Diminutive of Dorothy, from Greek 'dorothea' meaning 'gift of God.'
Dotty began life as an affectionate diminutive of Dorothy, itself the English rendering of the Greek *Dorothea*, a compound of *doron* (gift) and *theos* (God)—meaning, simply, 'gift of God.' The Greek original reversed the word order of the better-known Theodora, and both forms traveled through Byzantine and Latin Christianity before entering the vernacular languages of Europe. Dorothy was well established in England by the sixteenth century, and its playful short forms Dot and Dotty followed naturally.
The name enjoyed particular warmth in the early twentieth century, when diminutives were worn openly as given names rather than hidden behind formal versions. Dorothy herself was everywhere—Dorothy Parker brought razor-sharp wit to American letters, while Dorothy Gale carried ruby slippers across the cultural imagination after the 1939 film adaptation of *The Wizard of Oz*. Dotty, as a standalone, carried a brightness and bounce that parents found irresistible for daughters born in the 1920s through the 1940s.

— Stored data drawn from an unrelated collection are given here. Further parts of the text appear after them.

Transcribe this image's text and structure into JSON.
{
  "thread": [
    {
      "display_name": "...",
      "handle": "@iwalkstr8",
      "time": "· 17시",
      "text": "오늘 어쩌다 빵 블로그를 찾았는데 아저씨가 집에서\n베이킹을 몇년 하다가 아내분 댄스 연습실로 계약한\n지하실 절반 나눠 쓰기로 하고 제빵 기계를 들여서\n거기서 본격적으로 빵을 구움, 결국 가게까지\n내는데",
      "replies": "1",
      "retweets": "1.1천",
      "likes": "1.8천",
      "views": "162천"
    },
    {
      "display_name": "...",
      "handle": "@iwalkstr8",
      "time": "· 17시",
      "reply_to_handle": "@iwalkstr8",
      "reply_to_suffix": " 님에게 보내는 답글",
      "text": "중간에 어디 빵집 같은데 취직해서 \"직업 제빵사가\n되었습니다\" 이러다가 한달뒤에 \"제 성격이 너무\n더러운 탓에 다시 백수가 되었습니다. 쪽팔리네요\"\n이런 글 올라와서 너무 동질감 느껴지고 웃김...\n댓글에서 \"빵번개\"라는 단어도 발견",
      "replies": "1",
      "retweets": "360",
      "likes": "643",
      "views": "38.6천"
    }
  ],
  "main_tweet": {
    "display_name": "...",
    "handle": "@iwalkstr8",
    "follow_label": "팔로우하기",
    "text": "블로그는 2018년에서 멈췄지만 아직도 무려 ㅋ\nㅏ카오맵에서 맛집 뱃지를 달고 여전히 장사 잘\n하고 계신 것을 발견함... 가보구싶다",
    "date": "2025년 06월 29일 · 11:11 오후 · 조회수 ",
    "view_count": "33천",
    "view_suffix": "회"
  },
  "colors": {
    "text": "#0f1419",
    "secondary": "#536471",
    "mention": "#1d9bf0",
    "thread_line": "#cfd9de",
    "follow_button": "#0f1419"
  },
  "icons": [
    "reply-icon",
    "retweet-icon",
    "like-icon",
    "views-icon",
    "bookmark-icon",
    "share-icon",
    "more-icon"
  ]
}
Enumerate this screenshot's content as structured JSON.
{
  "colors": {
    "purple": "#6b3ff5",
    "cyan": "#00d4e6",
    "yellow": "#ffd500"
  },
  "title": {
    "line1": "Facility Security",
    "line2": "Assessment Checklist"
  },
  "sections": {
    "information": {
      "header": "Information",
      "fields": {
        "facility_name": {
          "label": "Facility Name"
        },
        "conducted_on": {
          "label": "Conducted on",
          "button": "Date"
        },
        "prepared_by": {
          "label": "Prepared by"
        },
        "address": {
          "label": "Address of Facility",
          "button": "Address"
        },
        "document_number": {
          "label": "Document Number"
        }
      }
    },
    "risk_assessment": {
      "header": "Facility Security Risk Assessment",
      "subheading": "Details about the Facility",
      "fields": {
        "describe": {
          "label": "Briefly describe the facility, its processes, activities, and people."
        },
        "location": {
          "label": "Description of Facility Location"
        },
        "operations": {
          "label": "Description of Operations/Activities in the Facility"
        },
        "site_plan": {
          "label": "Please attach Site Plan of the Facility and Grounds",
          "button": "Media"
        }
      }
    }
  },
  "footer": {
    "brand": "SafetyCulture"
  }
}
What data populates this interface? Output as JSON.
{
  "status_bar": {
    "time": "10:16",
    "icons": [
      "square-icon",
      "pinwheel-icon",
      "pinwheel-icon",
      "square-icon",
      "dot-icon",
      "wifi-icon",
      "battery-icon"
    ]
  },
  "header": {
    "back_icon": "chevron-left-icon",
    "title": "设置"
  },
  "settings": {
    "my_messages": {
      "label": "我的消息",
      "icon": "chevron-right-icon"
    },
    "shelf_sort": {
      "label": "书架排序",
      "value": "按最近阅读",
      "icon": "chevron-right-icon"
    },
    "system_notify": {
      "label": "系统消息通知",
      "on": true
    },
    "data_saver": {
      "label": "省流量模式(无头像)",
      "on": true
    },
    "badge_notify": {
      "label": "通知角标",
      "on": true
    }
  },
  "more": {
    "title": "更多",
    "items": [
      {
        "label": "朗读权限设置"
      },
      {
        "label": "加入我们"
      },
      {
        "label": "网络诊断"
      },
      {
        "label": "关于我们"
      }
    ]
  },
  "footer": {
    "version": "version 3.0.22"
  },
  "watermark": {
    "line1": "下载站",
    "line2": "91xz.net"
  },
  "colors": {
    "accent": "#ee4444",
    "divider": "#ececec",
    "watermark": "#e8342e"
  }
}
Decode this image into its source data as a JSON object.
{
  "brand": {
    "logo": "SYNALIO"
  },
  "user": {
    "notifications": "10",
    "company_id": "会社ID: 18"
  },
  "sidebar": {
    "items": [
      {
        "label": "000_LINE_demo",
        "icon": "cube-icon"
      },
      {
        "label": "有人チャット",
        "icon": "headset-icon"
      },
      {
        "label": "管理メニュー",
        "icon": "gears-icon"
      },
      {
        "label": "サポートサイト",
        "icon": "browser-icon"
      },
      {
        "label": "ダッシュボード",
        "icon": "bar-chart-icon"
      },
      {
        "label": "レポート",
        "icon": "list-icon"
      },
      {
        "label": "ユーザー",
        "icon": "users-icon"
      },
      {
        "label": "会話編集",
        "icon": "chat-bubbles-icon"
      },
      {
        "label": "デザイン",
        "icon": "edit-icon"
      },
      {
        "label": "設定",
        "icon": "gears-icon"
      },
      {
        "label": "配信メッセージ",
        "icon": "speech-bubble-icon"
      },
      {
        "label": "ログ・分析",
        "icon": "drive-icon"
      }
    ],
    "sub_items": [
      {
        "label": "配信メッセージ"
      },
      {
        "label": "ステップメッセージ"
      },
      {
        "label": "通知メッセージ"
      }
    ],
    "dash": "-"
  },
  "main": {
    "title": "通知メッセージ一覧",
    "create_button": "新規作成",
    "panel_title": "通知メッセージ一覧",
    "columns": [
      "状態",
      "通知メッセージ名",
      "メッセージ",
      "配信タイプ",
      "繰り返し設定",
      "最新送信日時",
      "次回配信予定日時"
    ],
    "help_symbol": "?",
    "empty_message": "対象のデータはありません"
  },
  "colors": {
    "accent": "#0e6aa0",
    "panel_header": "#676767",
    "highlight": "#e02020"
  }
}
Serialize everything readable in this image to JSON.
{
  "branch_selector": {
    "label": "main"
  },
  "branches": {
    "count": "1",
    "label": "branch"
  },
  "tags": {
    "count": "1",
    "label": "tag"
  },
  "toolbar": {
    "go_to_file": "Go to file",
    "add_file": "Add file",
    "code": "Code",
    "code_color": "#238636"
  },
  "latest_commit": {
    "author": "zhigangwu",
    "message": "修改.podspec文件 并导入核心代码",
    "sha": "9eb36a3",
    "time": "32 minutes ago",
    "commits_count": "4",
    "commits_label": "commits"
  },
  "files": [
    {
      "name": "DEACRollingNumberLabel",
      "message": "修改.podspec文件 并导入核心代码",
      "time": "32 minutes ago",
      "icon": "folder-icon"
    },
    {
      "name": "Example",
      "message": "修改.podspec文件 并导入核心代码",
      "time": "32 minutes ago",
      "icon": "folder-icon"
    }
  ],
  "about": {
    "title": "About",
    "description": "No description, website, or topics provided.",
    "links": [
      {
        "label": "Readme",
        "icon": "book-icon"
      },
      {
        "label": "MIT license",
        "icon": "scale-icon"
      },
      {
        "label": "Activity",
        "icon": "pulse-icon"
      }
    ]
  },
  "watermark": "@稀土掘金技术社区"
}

The word *dotty* also entered British English as slang for charmingly eccentric or delightfully scatterbrained, which gave the name a second, more whimsical resonance. Far from stigmatizing it, many bearers have worn this association with pride, leaning into the suggestion of a personality that is spirited, unconventional, and impossible to ignore. In an era of maximalist vintage revivals, Dotty sits alongside Mabel, Bette, and Flo as a name ripe for rediscovery—compact, cheerful, and full of old-fashioned personality.